You are dispatched to a call for respiratory distress, a 9 yo female with a possible respiratory infection. Upon arrival, you find the patient, very thin and with spastic extremities, in a hospital bed in the living room of the residence, with mom standing over her daughter, suctioning copious secretions from her trach tube. The patient is in severe distress, with rapid breathing, accessory muscle use, and is coughing, but doesn't seem to be able to clear her secretions.
You continue your interview with the mom, and find that this family recently moved into the area (mental note- memorize this address), and the patient has a history of a congenital heart defect that required 4 open-chest surgeries to correct. During one surgery, she suffered an anoxic event that left her profoundly handicapped. She now is on meds for seizures and gastric reflux, which are administered via her G-button, along with her tube feeds. Mom says the patient weighs about 48 pounds, and was last hospitalized about a month ago. She says that they started noticing increased secretions and respiratory rate yesterday, and things got much worse overnight.
Her vitals:
HR: 130
RR: 48
SpO2: 89%
BP: 104/60
Temp: 101.7
What’s your initial read on her problem? What can you do for her? What’s the proper technique for ventilating a patient with a trach?
As always, your first priority is airway. With secretions blocking the trach and the large upper airways, this patient is having trouble moving enough air. You’ll need to preoxygenate her and suction her to clear these secretions. Getting out the adult BVM, you desperately hope that it will fit the adaptor of the trach. Phew! 15mm! If the trach had an 11 mm adaptor, you could use the family’s BVM or use a pediatric face mask placed over the trach and sealed on the patient’s neck to ventilate the patient.

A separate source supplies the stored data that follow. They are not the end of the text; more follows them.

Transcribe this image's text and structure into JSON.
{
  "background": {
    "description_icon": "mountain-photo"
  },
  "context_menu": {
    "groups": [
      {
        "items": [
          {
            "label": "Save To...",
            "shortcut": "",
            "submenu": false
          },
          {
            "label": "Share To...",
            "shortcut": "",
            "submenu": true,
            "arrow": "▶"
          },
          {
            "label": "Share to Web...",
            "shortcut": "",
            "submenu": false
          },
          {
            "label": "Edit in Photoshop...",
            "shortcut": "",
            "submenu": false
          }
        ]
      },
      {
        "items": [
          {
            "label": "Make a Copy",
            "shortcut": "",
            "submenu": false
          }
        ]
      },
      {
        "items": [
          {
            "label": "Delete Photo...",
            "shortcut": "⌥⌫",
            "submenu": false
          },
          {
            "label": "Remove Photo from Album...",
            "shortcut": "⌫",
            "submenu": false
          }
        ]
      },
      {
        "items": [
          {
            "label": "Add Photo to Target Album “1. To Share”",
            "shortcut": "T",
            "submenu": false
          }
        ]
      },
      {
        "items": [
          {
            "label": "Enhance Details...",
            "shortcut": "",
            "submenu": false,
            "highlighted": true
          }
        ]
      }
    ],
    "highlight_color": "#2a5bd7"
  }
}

Once she’s preoxygenated (hopefully you were able to get her sats up above 92-94%), you need to suction her again. The patient’s mom may have an opinion on what you use in the trach, it’s great to involve her in the discussion. We carry french catheters, which are probably a bit too rigid for her delicate airways, so if you decide to use what you have instead of her standard equipment, just know that you have to be very gentle. Flushing with saline bullets is not advised unless the secretions are so thick that they can’t enter the catheter. Use a new, sterile catheter and do your best to maintain sterility on the tip and the length of the catheter that enters the trach. When you insert the catheter, leave the thumb hole uncovered as you slowly advance until the patient starts to cough. The catheter is sitting at the carina of the trachea, stimulating the cough reflex. Now you can cover the thumb hole and swirl the catheter around as you slowly withdraw it. The same catheter can be used for several passes in a row, but watch the O2 sats, and stop to ventilate if her sats start to drop.

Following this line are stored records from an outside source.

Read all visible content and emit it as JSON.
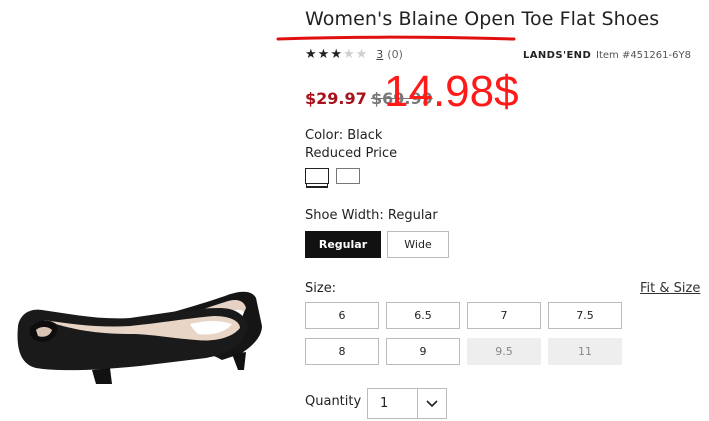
{
  "product": {
    "title": "Women's Blaine Open Toe Flat Shoes",
    "rating": {
      "stars_filled": 3,
      "stars_total": 5,
      "value_text": "3",
      "count_text": "(0)"
    },
    "brand": "LANDS'END",
    "item_number": "Item #451261-6Y8"
  },
  "pricing": {
    "sale_price": "$29.97",
    "original_price": "$69.99",
    "annotation": "14.98$"
  },
  "color": {
    "label": "Color:",
    "value": "Black",
    "note": "Reduced Price",
    "swatches": [
      "black-swatch",
      "alternate-swatch"
    ]
  },
  "width": {
    "label": "Shoe Width:",
    "value": "Regular",
    "options": [
      {
        "label": "Regular",
        "selected": true
      },
      {
        "label": "Wide",
        "selected": false
      }
    ]
  },
  "size": {
    "label": "Size:",
    "fit_link": "Fit & Size",
    "options": [
      {
        "label": "6",
        "available": true
      },
      {
        "label": "6.5",
        "available": true
      },
      {
        "label": "7",
        "available": true
      },
      {
        "label": "7.5",
        "available": true
      },
      {
        "label": "8",
        "available": true
      },
      {
        "label": "9",
        "available": true
      },
      {
        "label": "9.5",
        "available": false
      },
      {
        "label": "11",
        "available": false
      }
    ]
  },
  "quantity": {
    "label": "Quantity",
    "value": "1",
    "icon": "chevron-down-icon"
  },
  "colors": {
    "sale_red": "#a8121c",
    "annotation_red": "#ff1a1a",
    "selected_black": "#111111",
    "unavailable_gray": "#eeeeee"
  }
}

Just a few minutes on dry, cold, high-flow oxygen can cause a nightmare for her lungs. When patients have trachs, the standard anatomy that functions to warm and humidify the air we breathe is bypassed by the hole in the neck. Cold, dry air can actually cause injuries like burns to the airways. So, make sure you grab whatever humidified oxygen setup they may have in the house, if one’s available. Our standard BVMs are not compatible with humidified oxygen setups, so ventilate her if she needs it, otherwise just use the trach collar or a nonrebreather placed over the trach.
Would you want to use the ventilator for this patient? Only if you want to hear the alarms the whole way to the hospital. There are too many variables with this patient to be able to use the simple transport vent that we carry. Use the BVM if you think she needs ventilatory help.